Parrish resident David Payne was one of several people to suggest expanding the Rye Road Bridge rather than constructing a new one. As an experiment, Payne drove on U.S. 301 from Rutland Road (County Road 675) over to Fort Hamer Park, and then from Waterlefe’s entrance to the intersection of State Road 64 and Lakewood Ranch Boulevard. Adding a minute of travel time for crossing the bridge, the difference between that alternative and using the Rye Road bridge farther east repeatedly proved to be a difference of two to four minutes, he said.
“We’re talking about three minutes for $30 million,” Payne said. “We put rockets into space for less.”
Payne also suggested increasing the speed limit along Golf Course Road to encourage use of the Rye Road Bridge.
Attorney Patricia Petroff, who spoke on behalf of Waterlefe’s community development district, posed pointed questions about the safety, as both entrances to the Waterlefe will be impacted by the project.
“You are making it unsafe for the residents of Waterlefe,” Petroff said.

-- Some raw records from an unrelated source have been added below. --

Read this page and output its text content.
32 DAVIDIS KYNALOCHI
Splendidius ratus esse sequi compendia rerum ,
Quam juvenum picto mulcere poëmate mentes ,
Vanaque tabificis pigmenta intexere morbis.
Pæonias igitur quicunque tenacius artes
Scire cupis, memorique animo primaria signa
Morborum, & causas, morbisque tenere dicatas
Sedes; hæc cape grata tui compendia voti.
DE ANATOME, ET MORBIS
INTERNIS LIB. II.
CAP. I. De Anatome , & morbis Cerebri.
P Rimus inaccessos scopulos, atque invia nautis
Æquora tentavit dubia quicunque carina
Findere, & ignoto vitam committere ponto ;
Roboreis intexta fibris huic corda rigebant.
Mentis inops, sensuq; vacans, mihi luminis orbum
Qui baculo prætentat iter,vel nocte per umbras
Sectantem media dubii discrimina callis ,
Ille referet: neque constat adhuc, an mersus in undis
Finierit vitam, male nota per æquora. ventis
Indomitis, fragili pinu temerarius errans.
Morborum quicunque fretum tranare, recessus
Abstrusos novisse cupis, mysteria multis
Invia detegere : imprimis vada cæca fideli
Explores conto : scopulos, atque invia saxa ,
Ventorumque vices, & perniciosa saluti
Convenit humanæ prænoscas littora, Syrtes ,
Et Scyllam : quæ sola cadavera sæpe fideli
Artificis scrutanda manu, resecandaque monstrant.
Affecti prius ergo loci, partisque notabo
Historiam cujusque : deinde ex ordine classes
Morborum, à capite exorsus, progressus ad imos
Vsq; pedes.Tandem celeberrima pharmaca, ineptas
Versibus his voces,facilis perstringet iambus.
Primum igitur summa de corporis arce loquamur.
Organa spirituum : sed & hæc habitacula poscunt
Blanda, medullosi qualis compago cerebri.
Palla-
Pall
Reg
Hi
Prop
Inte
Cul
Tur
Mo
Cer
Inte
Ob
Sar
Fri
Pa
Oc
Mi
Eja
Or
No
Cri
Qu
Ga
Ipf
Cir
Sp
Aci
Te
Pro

But the project did receive support from some residents as well as members of the business community. The Manatee County Chamber of Commerce also is endorsing the project, noting it would provide an alternative hurricane evacuation route and alleviate traffic in the East County and on other local bridges, among other reasons.
The Coast Guard is expected to define the scope of the project by mid-September.